-
This the original implementation of TesnorFlowTutorial
-
For TensorFlow v0.12 compatible version
-
Wakati processing etc. are additionally implemented to correspond to Japanese ·
This scripts is implemented by Python2 and TensorFlow v0.12.
pip install -r requirements.txt
In addition this, you should install MeCab.(I used ipadic-8)
Get the Nagoya University Conversation Corpus using this tool. (The license follows the original.)

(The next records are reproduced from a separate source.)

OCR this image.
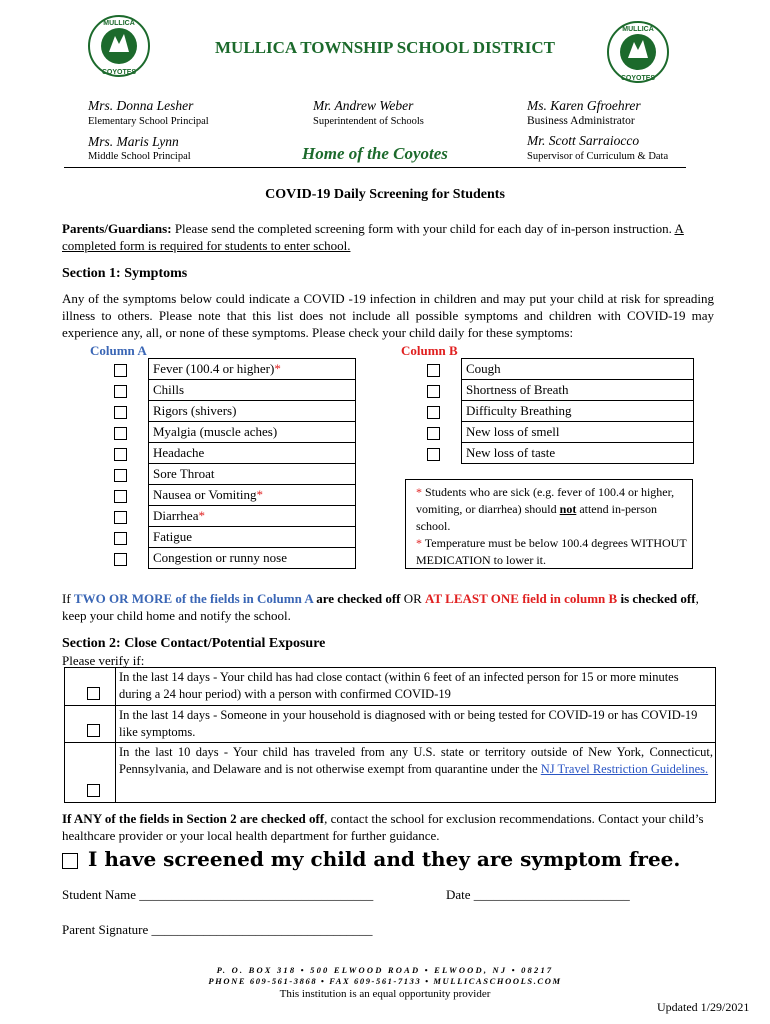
MULLICA
COYOTES
MULLICA
COYOTES
MULLICA TOWNSHIP SCHOOL DISTRICT
Mrs. Donna Lesher
Elementary School Principal
Mrs. Maris Lynn
Middle School Principal
Mr. Andrew Weber
Superintendent of Schools
Home of the Coyotes
Ms. Karen Gfroehrer
Business Administrator
Mr. Scott Sarraiocco
Supervisor of Curriculum & Data
COVID-19 Daily Screening for Students
Parents/Guardians: Please send the completed screening form with your child for each day of in-person instruction. A completed form is required for students to enter school.
Section 1: Symptoms
Any of the symptoms below could indicate a COVID -19 infection in children and may put your child at risk for spreading illness to others. Please note that this list does not include all possible symptoms and children with COVID-19 may experience any, all, or none of these symptoms. Please check your child daily for these symptoms:
Column A	Column B
	Fever (100.4 or higher)*
	Chills
	Rigors (shivers)
	Myalgia (muscle aches)
	Headache
	Sore Throat
	Nausea or Vomiting*
	Diarrhea*
	Fatigue
	Congestion or runny nose
	Cough
	Shortness of Breath
	Difficulty Breathing
	New loss of smell
	New loss of taste
* Students who are sick (e.g. fever of 100.4 or higher, vomiting, or diarrhea) should not attend in-person school.
* Temperature must be below 100.4 degrees WITHOUT MEDICATION to lower it.
If TWO OR MORE of the fields in Column A are checked off OR AT LEAST ONE field in column B is checked off, keep your child home and notify the school.
Section 2: Close Contact/Potential Exposure
Please verify if:
In the last 14 days - Your child has had close contact (within 6 feet of an infected person for 15 or more minutes during a 24 hour period) with a person with confirmed COVID-19
In the last 14 days - Someone in your household is diagnosed with or being tested for COVID-19 or has COVID-19 like symptoms.
In the last 10 days - Your child has traveled from any U.S. state or territory outside of New York, Connecticut, Pennsylvania, and Delaware and is not otherwise exempt from quarantine under the NJ Travel Restriction Guidelines.
If ANY of the fields in Section 2 are checked off, contact the school for exclusion recommendations. Contact your child’s healthcare provider or your local health department for further guidance.
I have screened my child and they are symptom free.
Student Name ____________________________________	Date ________________________
Parent Signature __________________________________
P. O. BOX 318 • 500 ELWOOD ROAD • ELWOOD, NJ • 08217
PHONE 609-561-3868 • FAX 609-561-7133 • MULLICASCHOOLS.COM
This institution is an equal opportunity provider
Updated 1/29/2021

mv sequence.txt ./predata/
$python data_prepro.py
By runnning this code, you can obtain input.txt
and output.txt
.
Divide each of the data for training and test set.
split -l 30000 input.txt
split -l 30000 output.txt
And rename the data to {train,test}_data_{in,out}
.
Place the data as follows.(About ids
and vocab
, please prepare an empty file. )
chatbot
├── data
│ ├── test_data_ids_{in, out}.txt
│ ├── test_data_{in, out}.txt
│ ├── train_data_ids_{in,out}.txt
│ ├── train_data_{in, out}.txt
│ └── vocab_{in, out}.txt
│
├── predata
│ ├── data_prepro.py
│ └── sequence.txt
│
├── data_utils.py
├── seq2seq_model.py
└── translate.py
training model and create dictionary run:
python transrate.py
Since the loop range is not set, the model continues to learn. If perplexity falls to some extent, please discontinue learning. Because of without GPU, it takes a long time...
Even if you stop learning, learning will be resumed on the way by hitting the same command.
global step 82700 learning rate 0.0844 step-time 0.19 perplexity 2.46
eval: bucket 0 perplexity 122.06
eval: bucket 1 perplexity 242.77
eval: bucket 2 perplexity 108.74
eval: bucket 3 perplexity 126.07
global step 82800 learning rate 0.0836 step-time 0.17 perplexity 2.07
eval: bucket 0 perplexity 21.42
eval: bucket 1 perplexity 501.38
eval: bucket 2 perplexity 145.67
eval: bucket 3 perplexity 210.59
global step 82900 learning rate 0.0836 step-time 0.19 perplexity 2.49
eval: bucket 0 perplexity 67.73
eval: bucket 1 perplexity 66.10
eval: bucket 2 perplexity 183.61
eval: bucket 3 perplexity 26.17
global step 83000 learning rate 0.0827 step-time 0.18 perplexity 2.46
eval: bucket 0 perplexity 100.90
eval: bucket 1 perplexity 22.86
eval: bucket 2 perplexity 57.99
eval: bucket 3 perplexity 108.47
to decode run:
python translate.py --decode
You can chat with this system! Enjoy:)
> 名前は?
カーミちゃん。
> 何歳なの?
知らない。
> 元気にしてた?
してないね。
> 怒ってる?
ううん。
> カルシウム足りてないんじゃない??
うん、たぶんね。
> 好きな食べ物って何かある?
おいしい、テレビで。
The license of the used data set follows the original.
使用したデータセットのライセンスはオリジナルに従います。